Tyler Durden's picture

While nothing is more certain than death and taxes (and central bank largesse), David Rosenberg of Gluskin Sheff uncovers The Unlucky Seven major tax-related uncertainties facing households and businesses that will likely lead to multiple compression in markets (rather than the much-heralded multiple expansion 'story' which appears to have topped the talking-head charts - just above 'money on the sidelines' and 'wall of worry', as 'earnings-driven' arguments are failing on the back of this quarter).

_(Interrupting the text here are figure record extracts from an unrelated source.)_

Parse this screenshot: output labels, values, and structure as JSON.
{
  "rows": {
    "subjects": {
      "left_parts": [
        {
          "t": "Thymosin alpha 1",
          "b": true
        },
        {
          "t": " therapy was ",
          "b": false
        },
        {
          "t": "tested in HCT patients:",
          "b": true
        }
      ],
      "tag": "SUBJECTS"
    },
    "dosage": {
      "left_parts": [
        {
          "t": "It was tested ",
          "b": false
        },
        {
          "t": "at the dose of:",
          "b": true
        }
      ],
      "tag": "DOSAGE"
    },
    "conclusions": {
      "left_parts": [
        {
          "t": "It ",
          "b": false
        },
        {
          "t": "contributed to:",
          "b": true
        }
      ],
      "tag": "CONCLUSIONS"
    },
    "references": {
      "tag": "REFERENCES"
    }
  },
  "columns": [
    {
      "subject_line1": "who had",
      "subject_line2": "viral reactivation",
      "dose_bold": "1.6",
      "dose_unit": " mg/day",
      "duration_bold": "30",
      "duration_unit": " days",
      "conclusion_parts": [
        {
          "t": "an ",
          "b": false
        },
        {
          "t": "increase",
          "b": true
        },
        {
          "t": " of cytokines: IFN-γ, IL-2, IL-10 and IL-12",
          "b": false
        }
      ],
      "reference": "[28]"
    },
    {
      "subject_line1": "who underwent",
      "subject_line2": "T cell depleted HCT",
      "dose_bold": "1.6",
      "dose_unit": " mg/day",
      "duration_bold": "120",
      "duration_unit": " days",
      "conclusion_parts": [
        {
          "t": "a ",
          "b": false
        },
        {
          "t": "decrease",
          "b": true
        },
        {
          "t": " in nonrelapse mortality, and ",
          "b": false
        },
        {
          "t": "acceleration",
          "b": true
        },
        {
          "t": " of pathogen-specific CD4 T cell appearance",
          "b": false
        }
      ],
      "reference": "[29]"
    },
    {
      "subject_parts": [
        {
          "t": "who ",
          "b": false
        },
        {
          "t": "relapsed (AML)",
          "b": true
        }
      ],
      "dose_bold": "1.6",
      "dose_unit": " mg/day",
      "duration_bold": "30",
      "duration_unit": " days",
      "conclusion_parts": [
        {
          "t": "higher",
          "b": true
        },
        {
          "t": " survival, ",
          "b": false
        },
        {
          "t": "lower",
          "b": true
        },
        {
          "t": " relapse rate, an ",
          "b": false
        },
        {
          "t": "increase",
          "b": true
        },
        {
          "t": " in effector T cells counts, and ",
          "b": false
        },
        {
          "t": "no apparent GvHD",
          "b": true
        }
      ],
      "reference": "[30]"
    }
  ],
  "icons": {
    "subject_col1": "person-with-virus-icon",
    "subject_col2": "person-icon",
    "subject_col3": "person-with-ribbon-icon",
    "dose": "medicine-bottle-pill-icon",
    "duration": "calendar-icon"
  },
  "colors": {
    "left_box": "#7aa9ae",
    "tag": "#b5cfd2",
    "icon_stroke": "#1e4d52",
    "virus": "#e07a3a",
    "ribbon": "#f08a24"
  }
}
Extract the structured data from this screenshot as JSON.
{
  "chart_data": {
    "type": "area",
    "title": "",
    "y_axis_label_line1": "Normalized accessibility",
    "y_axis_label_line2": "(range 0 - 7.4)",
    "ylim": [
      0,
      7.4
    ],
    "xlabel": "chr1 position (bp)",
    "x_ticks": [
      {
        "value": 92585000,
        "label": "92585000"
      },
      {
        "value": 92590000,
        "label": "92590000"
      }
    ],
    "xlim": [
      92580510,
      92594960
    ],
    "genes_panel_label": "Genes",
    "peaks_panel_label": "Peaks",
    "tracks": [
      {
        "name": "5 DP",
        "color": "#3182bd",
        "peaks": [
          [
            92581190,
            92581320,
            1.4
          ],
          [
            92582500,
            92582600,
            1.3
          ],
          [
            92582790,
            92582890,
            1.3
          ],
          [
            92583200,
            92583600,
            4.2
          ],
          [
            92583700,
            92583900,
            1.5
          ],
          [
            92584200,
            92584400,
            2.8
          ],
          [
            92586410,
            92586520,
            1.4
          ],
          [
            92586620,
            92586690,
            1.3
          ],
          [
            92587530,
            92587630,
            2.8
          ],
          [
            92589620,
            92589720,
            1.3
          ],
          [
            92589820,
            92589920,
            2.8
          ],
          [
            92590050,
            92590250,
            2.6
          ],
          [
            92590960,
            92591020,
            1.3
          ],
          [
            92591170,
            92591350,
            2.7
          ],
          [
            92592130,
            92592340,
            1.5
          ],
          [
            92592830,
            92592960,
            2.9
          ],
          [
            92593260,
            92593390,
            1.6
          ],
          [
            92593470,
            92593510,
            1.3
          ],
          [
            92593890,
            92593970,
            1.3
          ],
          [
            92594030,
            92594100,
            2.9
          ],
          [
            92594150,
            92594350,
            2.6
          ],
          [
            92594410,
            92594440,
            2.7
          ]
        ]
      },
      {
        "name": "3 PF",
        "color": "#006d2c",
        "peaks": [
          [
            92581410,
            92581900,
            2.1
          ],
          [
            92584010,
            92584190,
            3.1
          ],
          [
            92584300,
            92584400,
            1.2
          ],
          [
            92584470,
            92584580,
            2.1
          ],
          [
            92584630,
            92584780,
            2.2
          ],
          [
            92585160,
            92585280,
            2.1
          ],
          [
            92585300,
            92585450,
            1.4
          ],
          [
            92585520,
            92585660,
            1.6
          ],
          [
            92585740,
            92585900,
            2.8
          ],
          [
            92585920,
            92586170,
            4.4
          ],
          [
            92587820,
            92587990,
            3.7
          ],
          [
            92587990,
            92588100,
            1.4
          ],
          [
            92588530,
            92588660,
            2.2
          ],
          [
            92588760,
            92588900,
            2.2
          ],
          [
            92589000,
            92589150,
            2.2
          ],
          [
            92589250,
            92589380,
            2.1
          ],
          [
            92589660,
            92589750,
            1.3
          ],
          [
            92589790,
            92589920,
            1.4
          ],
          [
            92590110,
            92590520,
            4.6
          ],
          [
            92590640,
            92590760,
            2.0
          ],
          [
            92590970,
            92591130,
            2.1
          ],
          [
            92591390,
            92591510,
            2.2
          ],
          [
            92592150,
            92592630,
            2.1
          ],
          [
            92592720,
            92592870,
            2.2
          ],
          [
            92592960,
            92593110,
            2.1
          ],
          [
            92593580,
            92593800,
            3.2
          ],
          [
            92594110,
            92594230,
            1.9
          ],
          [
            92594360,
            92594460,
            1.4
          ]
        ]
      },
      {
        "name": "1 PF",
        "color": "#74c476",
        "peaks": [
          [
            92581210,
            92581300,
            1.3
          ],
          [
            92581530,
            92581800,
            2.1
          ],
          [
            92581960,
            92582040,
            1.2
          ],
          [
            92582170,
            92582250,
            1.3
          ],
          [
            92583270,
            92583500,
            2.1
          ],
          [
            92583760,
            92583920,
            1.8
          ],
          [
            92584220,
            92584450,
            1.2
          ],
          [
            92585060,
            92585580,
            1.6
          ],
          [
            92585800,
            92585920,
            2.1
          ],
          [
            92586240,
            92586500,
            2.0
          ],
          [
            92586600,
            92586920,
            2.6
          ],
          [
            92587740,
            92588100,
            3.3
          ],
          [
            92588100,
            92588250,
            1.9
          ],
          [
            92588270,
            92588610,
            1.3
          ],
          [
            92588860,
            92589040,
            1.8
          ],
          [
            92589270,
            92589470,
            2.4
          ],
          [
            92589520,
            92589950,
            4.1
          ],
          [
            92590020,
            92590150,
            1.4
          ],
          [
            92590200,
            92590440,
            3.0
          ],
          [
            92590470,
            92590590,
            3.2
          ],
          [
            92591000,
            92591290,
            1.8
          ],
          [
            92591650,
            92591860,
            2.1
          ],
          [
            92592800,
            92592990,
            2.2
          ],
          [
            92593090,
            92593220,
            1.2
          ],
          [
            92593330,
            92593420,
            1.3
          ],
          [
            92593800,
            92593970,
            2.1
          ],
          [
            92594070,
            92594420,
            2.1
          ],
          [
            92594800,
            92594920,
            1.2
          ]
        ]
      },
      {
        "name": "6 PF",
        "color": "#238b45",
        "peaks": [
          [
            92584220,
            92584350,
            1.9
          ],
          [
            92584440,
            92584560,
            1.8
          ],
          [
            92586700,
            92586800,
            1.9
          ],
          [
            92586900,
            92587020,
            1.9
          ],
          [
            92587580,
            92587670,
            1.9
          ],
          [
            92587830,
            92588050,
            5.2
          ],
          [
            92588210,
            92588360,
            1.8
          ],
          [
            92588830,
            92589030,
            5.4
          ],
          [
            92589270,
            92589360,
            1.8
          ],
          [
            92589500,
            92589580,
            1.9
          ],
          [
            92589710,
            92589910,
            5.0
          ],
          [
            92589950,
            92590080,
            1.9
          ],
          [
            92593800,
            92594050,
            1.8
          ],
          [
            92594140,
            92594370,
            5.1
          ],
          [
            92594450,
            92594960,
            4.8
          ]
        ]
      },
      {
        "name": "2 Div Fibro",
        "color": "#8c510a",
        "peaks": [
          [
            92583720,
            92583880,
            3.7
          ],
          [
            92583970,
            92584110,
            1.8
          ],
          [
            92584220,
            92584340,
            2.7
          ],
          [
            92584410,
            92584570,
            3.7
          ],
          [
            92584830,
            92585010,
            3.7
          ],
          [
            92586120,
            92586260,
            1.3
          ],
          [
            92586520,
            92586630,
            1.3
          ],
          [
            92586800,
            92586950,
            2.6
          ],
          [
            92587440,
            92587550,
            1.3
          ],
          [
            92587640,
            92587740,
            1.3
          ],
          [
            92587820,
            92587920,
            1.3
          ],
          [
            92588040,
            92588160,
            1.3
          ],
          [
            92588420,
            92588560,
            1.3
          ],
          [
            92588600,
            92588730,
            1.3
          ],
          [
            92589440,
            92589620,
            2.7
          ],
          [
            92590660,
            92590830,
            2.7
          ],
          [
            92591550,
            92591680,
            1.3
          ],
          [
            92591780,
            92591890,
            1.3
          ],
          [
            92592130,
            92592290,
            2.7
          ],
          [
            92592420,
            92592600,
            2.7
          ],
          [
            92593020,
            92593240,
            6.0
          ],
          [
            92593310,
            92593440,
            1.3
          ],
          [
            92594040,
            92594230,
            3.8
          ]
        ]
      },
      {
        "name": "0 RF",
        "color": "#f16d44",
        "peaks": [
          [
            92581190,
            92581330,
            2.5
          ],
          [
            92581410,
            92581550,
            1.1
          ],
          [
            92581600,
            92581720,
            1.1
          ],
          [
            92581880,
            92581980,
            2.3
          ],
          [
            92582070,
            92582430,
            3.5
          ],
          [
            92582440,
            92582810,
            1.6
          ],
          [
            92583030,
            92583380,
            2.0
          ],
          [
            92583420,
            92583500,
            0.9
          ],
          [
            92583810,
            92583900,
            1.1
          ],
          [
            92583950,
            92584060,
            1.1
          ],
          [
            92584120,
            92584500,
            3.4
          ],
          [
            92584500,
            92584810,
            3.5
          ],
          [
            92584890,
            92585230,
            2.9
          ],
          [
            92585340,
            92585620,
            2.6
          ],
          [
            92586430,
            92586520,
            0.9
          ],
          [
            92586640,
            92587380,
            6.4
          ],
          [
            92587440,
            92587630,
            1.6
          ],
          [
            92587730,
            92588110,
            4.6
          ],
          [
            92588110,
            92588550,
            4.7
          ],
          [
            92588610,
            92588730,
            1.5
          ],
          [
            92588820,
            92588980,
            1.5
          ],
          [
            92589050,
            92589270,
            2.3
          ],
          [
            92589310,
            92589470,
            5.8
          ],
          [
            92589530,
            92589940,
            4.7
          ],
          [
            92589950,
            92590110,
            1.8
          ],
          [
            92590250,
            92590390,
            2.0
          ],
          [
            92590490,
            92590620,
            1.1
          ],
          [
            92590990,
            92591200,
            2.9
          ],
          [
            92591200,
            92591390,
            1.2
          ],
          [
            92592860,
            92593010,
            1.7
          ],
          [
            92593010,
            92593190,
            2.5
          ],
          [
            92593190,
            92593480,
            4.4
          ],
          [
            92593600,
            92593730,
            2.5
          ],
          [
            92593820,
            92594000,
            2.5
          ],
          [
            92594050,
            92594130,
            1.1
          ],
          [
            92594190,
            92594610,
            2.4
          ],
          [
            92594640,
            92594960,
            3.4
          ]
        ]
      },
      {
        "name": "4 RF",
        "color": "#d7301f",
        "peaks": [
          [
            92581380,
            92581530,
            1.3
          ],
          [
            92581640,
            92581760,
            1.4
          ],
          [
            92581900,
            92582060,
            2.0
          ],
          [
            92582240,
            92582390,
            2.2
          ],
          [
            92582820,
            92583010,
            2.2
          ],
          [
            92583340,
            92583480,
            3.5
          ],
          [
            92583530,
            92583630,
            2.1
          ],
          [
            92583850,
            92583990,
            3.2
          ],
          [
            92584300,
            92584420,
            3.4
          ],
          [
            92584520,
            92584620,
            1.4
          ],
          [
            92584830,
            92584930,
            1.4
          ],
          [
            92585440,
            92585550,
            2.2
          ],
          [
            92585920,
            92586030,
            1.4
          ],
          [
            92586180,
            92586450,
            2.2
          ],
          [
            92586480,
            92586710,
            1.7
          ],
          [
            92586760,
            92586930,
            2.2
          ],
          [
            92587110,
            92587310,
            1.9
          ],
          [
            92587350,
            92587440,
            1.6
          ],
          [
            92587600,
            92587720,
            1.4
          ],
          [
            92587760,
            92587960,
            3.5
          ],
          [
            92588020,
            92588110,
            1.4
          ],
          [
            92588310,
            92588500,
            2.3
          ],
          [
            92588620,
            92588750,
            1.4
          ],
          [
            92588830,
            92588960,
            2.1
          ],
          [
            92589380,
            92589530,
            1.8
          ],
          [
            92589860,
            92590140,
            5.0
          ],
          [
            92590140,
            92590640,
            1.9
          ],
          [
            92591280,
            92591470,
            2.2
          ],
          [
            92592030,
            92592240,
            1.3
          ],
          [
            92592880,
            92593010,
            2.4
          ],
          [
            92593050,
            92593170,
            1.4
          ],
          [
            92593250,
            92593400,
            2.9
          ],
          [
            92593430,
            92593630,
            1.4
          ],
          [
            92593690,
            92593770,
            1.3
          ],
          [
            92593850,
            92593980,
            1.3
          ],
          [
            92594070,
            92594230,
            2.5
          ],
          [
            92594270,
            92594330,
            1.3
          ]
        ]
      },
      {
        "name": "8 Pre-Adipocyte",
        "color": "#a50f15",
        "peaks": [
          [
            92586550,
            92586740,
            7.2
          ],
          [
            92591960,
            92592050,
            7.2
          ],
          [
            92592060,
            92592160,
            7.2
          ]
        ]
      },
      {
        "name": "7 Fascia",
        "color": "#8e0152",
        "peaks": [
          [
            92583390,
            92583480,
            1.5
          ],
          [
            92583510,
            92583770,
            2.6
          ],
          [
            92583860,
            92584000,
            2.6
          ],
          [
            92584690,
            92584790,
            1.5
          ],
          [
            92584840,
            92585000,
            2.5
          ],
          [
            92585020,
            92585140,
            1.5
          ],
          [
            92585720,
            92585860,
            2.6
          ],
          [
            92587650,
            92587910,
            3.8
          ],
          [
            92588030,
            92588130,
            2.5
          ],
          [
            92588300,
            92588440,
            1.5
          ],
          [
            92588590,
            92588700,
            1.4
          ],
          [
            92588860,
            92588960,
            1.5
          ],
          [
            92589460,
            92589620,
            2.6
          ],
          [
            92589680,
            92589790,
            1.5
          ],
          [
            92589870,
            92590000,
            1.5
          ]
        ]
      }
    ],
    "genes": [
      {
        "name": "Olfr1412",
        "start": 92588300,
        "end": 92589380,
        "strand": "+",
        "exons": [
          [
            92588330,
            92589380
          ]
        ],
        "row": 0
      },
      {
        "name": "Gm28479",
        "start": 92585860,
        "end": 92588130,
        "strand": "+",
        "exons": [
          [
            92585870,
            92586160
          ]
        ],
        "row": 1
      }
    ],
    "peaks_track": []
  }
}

As he notes the radically changed taxation climate in 2013 and beyond will have an impact on all economic participants as they will probably opt to bolster their cash reserves in the second half of the year in preparation for the proverbial rainy day.

 

First, the top marginal personal tax rate rises to 39.6% from 35% as the Bush tax cuts expire at the end of 2012.

Second, a limit on itemized deductions will add a further 1.2 percentage points to the top rate.

Third, a new 0.9% Medicare tax on incomes over $200,000 gets imposed ($250,000 for joint filers).

Fourth, the top 15% rate on long-term capital gains rises to 20%.

Fifth, dividends will once again be taxed at ordinary rates — 39.6% for the top income earners.

Sixth, a new 3.8% tax on investment income gets introduced for incomes over $200,000 ($250.000 for joint filers).

Seventh, the top estate tax rate goes from 35% to 55% (60% in some cases). The estate tax exemption falls to $1 million from $5 million (the gift-tax exemption also drops to $1 million and the rate adjusts hither to 55%).

Forty-one separate tax provisions expire this year — see page 32 of the Economist. Of course, there is always the chance that after the November 6th election, a Congress that can never seem to allow anything temporary to meet its expiry date will pass an extension — for more on all this, see More Uncertainty for 2013 on page B9 of the Weekend WSJ.